Pułkownika Nicholsona i jego jednostkę przewieziono nieco później niż innych i gdy przybyli do Syjamu, prace już się rozpoczęły. Po morderczym marszu pierwsze kontakty z nowymi władzami japońskimi nie były zbyt zachęcające. W Singapur mieli do czynienia z żołnierzami, którzy po pierwszym upojeniu triumfem – poza kilkoma, raczej rzadkimi, wybuchami pierwotnej dzikości – okazali się niewiele więcej barbarzyńscy niż zwycięzcy z Zachodu. Inną zdawała się być mentalność oficerów odkomenderowanych do konwojowania jeńców alianckich wzdłuż całej drogi koleją. Od samego początku zachowywali się jak okrutni dozorcy skazańców, gotowi w każdej chwili zmienić się w wymyślnych oprawców.

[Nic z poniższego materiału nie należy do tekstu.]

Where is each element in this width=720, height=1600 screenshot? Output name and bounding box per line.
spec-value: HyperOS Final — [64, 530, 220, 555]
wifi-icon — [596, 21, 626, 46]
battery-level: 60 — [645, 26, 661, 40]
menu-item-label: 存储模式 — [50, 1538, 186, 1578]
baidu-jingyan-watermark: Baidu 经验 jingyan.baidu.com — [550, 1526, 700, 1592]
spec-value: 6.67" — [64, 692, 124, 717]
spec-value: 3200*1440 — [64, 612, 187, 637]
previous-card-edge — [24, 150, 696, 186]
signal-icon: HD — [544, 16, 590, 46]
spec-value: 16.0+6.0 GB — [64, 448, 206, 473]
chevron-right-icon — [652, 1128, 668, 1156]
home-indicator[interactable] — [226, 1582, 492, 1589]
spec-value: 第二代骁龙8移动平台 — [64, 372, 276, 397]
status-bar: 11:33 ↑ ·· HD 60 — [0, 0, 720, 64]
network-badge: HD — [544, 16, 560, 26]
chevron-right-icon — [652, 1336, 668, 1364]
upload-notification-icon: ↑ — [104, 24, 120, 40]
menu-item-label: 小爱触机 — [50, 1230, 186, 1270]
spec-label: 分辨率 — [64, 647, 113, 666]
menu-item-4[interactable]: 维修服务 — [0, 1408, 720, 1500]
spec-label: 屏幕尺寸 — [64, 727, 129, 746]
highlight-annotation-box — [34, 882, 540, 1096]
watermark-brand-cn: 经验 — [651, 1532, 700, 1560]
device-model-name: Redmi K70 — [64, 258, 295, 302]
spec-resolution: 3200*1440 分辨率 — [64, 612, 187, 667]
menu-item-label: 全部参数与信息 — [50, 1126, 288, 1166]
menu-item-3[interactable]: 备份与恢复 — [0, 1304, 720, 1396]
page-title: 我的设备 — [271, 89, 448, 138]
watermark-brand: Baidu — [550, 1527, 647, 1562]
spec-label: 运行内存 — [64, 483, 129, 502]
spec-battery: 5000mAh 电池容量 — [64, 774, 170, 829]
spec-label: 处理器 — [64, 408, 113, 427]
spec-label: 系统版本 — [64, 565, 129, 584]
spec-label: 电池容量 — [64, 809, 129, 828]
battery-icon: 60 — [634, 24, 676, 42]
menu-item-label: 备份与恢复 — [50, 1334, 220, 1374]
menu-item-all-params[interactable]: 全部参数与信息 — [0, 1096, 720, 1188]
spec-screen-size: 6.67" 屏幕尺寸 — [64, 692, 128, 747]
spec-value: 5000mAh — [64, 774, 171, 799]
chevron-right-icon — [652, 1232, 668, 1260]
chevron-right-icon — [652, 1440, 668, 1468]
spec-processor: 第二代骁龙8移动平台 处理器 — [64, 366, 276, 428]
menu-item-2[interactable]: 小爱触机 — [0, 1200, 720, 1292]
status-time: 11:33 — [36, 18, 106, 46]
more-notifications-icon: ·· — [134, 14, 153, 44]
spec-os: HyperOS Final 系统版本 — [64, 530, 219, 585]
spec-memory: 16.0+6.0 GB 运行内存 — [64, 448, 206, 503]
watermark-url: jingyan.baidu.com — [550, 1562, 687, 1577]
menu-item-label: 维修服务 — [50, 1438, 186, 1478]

Pułkownik Nicholson wraz z resztą swego pułku, którego dowództwem wciąż jeszcze się szczycił, został najpierw przeniesiony do ogromnego ośrodka, służącego za obóz przejściowy dla wszystkich konwojów. Część tego obozu służyła już jednak za kwatery stałe. Przebywali tam niedługo, ale i to wystarczyło, aby sobie zdali sprawę, czego się będzie od nich wymagać i w jakich warunkach będą musieli żyć aż do ukończenia pracy. Nieszczęśliwi pracowali jak juczne zwierzęta. Zadanie, które każdy miał do wykonania, nie byłoby może zbyt ciężkie na siły mocnego, dobrze odżywionego mężczyzny, lecz włożone na barki godnych litości, wynędzniałych istot, jakimi stali się w ciągu niecałych dwóch miesięcy, zmuszało ich do pracy od świtu do zmierzchu, a czasem i przez część nocy. Byli przemęczeni i przygnębieni wyzwiskami i ciosami, które spadały na ich grzbiety za najmniejsze uchybienie; żyli w ciągłej obawie znacznie straszliwszych kar. Ich stan fizyczny wstrząsnął Cliptonem. Malaria, dyzenteria, beri – beri, wrzody były zjawiskiem codziennym, a lekarz obozowy wyznał mu, że obawia się o wiele cięższych epidemii, przeciwko którym nie może zastosować żadnych środków zapobiegawczych. Nie posiadał bowiem najbardziej podstawowych lekarstw.